Они вышли во двор, и тут вдруг отец неожиданно вспомнил:
– Постой, Самсут, ты ведь собиралась спросить меня о чем-то важном!
– О, черт! Хорошо, что ты мне напомнил! – И Самсут, сбивчивой скороговоркой, поведала отцу о своем разговоре с Хоровацем и историю с таинственным наследством…
* * *
– …Даже и не знаю, что тебе на это ответить, – растерянно проговорил Матос, выслушав ее рассказ. – Скорее всего, это действительно просто розыгрыш. Ни о чем таком я никогда не слышал. Хотя я по глупости своей очень мало интересовался фамильными скелетами в шкафу и прочей генеалогией. Посему… Слушай, а что, если ключ к этой якобы загадке содержится в бабушкиной тетради?

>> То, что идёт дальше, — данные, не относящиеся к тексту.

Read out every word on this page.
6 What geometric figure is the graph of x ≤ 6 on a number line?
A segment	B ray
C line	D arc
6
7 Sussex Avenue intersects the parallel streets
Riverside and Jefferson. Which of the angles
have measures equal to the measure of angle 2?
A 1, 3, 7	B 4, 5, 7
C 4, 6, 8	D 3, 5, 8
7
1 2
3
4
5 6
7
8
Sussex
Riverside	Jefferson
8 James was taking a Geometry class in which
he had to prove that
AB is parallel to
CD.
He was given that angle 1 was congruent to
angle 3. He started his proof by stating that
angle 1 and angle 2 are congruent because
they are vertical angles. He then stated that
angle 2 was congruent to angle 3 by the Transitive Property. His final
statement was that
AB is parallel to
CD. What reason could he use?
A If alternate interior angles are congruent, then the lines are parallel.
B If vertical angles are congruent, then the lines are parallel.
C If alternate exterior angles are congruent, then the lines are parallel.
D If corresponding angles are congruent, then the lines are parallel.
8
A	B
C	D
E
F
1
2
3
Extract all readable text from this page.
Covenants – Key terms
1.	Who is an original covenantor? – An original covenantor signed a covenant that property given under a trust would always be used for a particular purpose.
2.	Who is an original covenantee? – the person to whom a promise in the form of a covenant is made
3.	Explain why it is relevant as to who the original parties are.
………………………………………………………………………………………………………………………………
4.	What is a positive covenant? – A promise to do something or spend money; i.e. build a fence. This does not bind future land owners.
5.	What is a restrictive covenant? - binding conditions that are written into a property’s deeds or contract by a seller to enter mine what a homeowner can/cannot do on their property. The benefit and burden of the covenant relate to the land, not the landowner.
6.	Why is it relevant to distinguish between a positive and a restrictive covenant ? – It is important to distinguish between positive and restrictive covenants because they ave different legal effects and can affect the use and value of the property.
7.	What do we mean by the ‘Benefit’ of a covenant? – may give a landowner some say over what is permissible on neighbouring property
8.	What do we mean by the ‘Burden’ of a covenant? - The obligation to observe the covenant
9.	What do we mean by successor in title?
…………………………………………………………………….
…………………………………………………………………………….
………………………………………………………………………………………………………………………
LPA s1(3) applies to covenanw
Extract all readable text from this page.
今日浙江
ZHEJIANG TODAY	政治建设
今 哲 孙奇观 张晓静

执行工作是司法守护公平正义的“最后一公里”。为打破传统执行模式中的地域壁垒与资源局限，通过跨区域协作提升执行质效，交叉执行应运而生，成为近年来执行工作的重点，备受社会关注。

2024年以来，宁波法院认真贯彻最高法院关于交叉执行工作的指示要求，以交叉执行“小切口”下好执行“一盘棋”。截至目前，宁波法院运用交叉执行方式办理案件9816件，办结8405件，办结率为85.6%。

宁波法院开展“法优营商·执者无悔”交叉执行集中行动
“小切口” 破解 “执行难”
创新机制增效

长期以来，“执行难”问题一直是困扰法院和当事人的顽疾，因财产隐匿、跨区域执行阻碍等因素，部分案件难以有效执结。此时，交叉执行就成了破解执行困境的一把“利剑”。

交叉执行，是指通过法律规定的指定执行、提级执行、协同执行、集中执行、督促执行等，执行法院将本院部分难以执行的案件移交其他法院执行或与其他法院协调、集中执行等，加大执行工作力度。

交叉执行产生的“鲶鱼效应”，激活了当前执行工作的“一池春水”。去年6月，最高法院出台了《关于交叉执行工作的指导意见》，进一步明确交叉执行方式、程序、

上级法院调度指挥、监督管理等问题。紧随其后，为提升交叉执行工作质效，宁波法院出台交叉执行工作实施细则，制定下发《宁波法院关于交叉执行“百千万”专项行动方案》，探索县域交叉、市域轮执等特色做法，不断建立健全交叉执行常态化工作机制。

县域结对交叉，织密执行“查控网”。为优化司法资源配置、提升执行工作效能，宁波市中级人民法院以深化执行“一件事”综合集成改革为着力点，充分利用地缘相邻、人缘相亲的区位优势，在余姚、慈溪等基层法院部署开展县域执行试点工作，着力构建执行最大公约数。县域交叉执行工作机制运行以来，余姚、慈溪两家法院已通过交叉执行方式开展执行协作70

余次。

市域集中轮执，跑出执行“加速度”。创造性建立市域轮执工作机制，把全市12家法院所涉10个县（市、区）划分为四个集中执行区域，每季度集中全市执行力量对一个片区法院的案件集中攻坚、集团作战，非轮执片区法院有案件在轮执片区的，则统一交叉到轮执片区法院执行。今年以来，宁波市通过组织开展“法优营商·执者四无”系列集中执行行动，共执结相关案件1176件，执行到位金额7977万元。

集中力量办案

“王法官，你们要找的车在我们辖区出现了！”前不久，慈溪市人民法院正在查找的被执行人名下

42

– Так она у тебя? – встрепенулась Самсут.
– Ну да. Сам не понимаю, за каким таким лешим я решил взять ее с собой, уезжая на гастроли? Кажется, просто хотел скоротать время в пути, в кои-то веки поизучать семейные предания. Но как в автобусе раскрыл её – так сразу и убрал обратно в сумку. Я ж с армянским никогда не был в ладах.
– Послушай, папа, если эта тетрадка тебе сейчас не нужна, можно я возьму ее с собой?
– Да-да, конечно, – Матос поспешно скрылся в доме и через минуту вернулся, держа в руках тетрадь, тоненькую, но большого формата, в ветхой обложке из черного, с красными прожилками, картона. Он протянул ее Самсут, присовокупив дискету в пластмассовом футляре.
– А это что? – спросила Самсут, взяв в руки дискету.
– Это… Это я как-то попросил одного здешнего армянина перевести текст на русский. Думал, может, употребить при случае в дело…
– Но так и не употребил?
– Нет. Здесь это никому не нужно и не интересно…
Они добрели до автовокзала – автобус на Стокгольм уже подали под посадку. Отец и дочь какое-то время молча постояли, обнявшись, словно бы успокаивая друг друга.
– Ты не забывай меня, бала! Очень тебя прошу! – Голос Матоса чуть подрагивал.
– Конечно, папа! – кивала ему Самсут, пряча мокрые от слез глаза. – Обещаю, как только мама с Ванькой возвратятся из Ставищ, я сразу же возьму его в охапку и мы приедем к тебе. Честное слово!
– Спасибо, дочь. Да, слушай, и вот еще что, – он слегка отстранился, полез во внутренний карман куртки и достал из него кусочек желтого пластика. – Вот, возьми.
– Что это?
– Это кредитка «Виза». В последние годы я понемножечку откладывал деньги. Там не очень много, тысяч двадцать-двадцать пять. Всё ждал подходящего момента, чтобы… И вот, как видишь, дождался.
– Папа, я не…
– Прошу тебя, ничего не говори! Просто возьми – и всё. Это для тебя и для внука. Очень тебя прошу!
– Спасибо, – дрожащими пальцами Самсут осторожно взяла кредитку.
– Код для снятия денег семизначный, – пояснил отец.
– Боюсь, столько цифр одновременно я не запомню, – грустно улыбнулась Самсут.
– Запомнишь, он очень простой. 320.26.94.
Услышав знакомое сочетание цифр, Самсут, не выдержав, разрыдалась в голос, уткнувшись головой в плечо отца.
То был номер телефона их ленинградской квартиры.